Déclaration tapageuse de Kagame, ce que j’en pense en cinq points

1. D’entrée de jeu, on ne doit pas perdre de vue que Paul Kagame n’est pas Congolais. Il est Rwandais. Pourquoi ses propos devraient autant déranger comme si c’était un Congolais qui les avait dits. Il faut prendre ça dans le cadre de l’animosité entre ces deux voisins qui ne se supportent pas souvent. C’est à la République démocratique du Congo d’en répondre.
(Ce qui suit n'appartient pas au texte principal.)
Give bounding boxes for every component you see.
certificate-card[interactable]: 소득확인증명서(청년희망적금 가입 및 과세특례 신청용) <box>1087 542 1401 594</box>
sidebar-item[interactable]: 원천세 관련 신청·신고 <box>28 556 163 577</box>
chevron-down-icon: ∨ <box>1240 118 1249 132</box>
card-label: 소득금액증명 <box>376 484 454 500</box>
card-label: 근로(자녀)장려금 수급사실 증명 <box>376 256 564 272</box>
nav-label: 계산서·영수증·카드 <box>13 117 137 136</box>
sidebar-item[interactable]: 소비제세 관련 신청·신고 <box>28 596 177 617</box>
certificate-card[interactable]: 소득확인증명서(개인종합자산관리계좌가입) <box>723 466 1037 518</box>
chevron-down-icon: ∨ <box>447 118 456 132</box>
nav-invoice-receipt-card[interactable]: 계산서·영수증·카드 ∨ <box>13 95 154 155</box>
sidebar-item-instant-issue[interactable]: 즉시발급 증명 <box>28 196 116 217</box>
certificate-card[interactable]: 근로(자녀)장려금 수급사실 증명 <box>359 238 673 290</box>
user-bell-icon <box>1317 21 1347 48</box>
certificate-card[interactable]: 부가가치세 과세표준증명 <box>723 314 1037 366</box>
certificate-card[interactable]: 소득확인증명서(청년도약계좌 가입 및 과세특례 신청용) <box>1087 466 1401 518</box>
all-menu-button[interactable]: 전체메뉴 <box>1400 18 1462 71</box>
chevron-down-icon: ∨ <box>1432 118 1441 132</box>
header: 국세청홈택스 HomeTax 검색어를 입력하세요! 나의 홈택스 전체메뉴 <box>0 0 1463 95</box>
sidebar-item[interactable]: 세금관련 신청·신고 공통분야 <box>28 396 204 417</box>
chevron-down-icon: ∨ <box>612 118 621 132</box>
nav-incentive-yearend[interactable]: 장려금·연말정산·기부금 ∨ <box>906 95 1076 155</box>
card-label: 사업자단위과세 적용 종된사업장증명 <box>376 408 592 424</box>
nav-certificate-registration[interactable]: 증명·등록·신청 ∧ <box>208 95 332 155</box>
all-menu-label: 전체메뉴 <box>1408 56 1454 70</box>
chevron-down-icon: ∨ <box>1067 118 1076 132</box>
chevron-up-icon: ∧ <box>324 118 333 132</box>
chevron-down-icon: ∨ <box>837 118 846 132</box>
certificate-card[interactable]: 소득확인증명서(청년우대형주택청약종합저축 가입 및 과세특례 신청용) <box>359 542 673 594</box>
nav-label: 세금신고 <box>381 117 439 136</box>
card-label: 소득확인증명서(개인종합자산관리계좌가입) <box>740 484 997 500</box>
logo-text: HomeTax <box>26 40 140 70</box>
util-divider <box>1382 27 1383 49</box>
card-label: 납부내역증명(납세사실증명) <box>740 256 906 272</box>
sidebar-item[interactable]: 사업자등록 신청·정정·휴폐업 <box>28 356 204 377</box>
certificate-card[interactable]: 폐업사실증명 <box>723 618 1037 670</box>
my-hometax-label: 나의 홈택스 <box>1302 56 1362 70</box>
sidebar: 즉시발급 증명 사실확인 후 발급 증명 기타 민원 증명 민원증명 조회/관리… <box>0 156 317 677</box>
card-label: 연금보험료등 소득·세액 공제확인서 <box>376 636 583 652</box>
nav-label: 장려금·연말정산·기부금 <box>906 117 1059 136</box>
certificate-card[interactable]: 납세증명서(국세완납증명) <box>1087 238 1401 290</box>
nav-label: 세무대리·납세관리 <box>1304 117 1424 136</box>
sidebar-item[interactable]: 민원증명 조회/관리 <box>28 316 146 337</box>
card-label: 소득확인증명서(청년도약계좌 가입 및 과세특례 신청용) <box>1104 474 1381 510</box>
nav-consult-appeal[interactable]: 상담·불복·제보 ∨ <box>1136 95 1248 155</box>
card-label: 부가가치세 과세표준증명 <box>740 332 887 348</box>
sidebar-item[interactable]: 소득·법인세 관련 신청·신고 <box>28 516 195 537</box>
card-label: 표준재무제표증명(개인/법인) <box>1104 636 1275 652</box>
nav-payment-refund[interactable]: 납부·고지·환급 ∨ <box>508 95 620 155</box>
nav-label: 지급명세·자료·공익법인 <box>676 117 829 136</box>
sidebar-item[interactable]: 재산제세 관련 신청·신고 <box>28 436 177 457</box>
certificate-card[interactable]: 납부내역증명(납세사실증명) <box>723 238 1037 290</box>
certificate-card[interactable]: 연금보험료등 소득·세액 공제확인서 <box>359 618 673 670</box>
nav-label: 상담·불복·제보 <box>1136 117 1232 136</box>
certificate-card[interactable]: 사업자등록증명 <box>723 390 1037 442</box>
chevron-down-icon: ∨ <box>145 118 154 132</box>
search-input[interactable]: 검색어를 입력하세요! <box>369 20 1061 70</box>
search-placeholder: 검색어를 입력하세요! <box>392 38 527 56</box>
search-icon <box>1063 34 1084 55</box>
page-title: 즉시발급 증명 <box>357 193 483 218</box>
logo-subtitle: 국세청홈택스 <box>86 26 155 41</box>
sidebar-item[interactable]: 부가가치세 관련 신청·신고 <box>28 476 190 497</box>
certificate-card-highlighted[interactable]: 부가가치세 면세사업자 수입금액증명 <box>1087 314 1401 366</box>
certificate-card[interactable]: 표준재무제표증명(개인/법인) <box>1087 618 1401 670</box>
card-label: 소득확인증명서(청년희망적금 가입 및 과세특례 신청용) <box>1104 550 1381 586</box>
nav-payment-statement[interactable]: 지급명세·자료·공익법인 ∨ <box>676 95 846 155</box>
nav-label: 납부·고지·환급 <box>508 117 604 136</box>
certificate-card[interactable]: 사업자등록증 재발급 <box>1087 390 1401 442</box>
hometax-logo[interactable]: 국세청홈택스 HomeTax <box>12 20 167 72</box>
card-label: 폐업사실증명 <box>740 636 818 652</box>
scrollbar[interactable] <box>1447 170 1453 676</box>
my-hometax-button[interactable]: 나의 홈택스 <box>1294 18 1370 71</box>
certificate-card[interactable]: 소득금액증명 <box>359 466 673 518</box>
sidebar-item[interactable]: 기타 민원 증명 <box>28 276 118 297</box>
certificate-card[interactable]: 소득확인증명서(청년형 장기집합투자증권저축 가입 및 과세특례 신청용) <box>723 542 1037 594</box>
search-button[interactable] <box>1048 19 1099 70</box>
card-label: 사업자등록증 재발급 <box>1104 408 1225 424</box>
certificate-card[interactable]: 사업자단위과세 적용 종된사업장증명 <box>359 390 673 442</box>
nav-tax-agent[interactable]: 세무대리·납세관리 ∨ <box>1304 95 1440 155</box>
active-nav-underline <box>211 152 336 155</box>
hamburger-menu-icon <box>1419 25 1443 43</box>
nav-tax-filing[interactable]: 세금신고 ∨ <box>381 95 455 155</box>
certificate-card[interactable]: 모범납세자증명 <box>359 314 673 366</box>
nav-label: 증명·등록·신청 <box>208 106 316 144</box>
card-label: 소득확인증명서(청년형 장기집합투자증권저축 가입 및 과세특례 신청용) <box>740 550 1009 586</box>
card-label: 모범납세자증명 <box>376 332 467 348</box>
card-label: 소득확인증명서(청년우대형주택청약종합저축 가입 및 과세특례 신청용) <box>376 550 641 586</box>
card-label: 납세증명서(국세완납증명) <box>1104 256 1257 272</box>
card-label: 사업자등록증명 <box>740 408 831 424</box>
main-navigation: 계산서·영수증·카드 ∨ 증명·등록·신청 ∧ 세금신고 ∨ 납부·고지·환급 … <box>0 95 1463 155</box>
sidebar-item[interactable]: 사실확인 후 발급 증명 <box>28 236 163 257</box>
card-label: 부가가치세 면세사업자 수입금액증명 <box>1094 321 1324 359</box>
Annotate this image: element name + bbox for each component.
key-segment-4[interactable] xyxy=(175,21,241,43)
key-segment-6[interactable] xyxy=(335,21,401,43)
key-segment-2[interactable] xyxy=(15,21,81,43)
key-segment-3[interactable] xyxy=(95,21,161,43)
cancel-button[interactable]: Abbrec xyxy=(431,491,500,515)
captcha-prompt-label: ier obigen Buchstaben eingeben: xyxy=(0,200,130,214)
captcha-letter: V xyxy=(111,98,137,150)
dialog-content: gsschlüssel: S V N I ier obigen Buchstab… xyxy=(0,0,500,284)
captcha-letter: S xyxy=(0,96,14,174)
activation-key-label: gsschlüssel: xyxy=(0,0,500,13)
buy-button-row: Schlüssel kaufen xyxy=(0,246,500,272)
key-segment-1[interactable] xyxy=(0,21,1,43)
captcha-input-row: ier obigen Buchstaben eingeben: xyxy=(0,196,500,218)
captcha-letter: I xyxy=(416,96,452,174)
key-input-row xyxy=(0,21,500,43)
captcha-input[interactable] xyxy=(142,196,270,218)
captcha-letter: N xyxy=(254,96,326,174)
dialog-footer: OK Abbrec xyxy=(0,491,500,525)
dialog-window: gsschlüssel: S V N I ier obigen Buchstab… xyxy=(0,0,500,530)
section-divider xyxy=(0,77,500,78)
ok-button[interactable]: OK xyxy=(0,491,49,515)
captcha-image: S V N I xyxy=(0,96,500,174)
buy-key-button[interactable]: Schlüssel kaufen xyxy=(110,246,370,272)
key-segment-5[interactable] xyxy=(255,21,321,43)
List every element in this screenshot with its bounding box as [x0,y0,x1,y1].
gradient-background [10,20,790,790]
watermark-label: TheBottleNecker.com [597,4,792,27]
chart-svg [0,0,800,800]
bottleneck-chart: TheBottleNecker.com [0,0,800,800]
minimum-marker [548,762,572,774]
2. « Mon frère ». Devrait-il dire « mon ennemi » ? Non. C’est manquer de tact. Si on a un peu de connaissances en diplomatie, cette formule de courtoisie (mon frère) ne devrait pas être interprétée comme un aveu d’impuissance, au point de tiquer la majeure partie de l’opinion congolaise- même si on peut comprendre sa frustration- bien au contraire. Puisqu’on a vu des frères entrer en conflit et s’entretuer. Et très Souvent, c’est une personne tierce qui vient les séparer. En période d’escalade verbale, les uns optent pour le hard power, les autres y vont par le soft power, ça fait partie des techniques diplomatiques. C’est la fin qui justifie les moyens. Généralement, en diplomatie, on préfère  en finir avec son adversaire en douceur, en le caressant dans le sens du poil. C’est  d’ailleurs  la méthode la plus recommandée en cette matière. Celui qui gagne par la ruse est plus intelligent que celui qui le fait par la violence, jugée parfois comme arme des faibles.

3. Que doit faire la République démocratique du Congo ? Dans ce genre de situation, le pays qui se dit offensé (la RDC) exige des excuses officielles de la part du pays offenseur (Rwanda). C’est ce qu’on appelle la réparation morale. Le Rwanda est-il tenu de le faire ? Pas sûr. Mais cela ne devrait pas forcément conduire à la rupture des relations entre les deux pays. Ce serait une erreur, à ce stade des tensions, d’envisager cette voie comme certains seraient en train de la réclamer.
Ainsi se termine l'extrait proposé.